La nouvelle génération de travailleurs n'a cependant pas l'air de réaliser que c'est un marché fragilisé. En plus d'être plus pointilleuse, elle est moins vaillante. Les jeunes ne semblent pas intéressés à gagner plus que ce dont ils ont besoin pour payer leur petite auto et leur cellulaire », déplore M. Malenfant.
Est-ce un message aux salariés de Magog?
« Pas une menace, parce que le siège social et les installations principales sont ici pour y rester. Mais, oui, il y a un message là-dedans. Nous sommes dans un secteur où ce sont les besoins des clients qui dictent les horaires. Quand le téléphone sonne, il faut se remettre à l'ouvrage. »
Steve Malenfant juge réaliste d'augmenter la part de son chiffre d'affaires réalisé aux États-Unis à 40 % au cours des cinq prochaines années.
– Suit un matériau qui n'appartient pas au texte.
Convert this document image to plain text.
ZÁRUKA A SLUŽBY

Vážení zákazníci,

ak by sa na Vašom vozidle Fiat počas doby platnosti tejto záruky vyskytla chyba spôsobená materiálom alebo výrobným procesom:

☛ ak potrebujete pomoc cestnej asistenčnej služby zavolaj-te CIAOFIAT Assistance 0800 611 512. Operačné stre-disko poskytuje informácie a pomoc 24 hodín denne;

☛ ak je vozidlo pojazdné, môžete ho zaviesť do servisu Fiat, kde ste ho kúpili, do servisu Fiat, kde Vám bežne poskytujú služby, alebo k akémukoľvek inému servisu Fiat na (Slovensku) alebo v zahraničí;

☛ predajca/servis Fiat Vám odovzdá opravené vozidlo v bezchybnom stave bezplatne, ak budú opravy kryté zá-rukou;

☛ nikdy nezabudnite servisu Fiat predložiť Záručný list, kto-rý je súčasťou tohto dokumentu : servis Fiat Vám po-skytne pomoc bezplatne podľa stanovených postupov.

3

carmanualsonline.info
« Dans l'immédiat, nous ajoutons quelques postes administratifs et de soutien à Magog. Si l'objectif est atteint, ce sera évidemment un gros plus pour l'entreprise. »
Outre les produits récréatifs assemblés à Valcourt, des piles de 2 x 4 ou du sirop d'érable aux Américains, l'Estrie peut exporter son savoir technique aux USA. Pour autant que notre écosystème manufacturier reste bien vivant.
En cela, l'économie régionale avait bien besoin d'un Soprema pour se dynamiser. À sa hauteur, Steve Malenfant y contribuera aussi.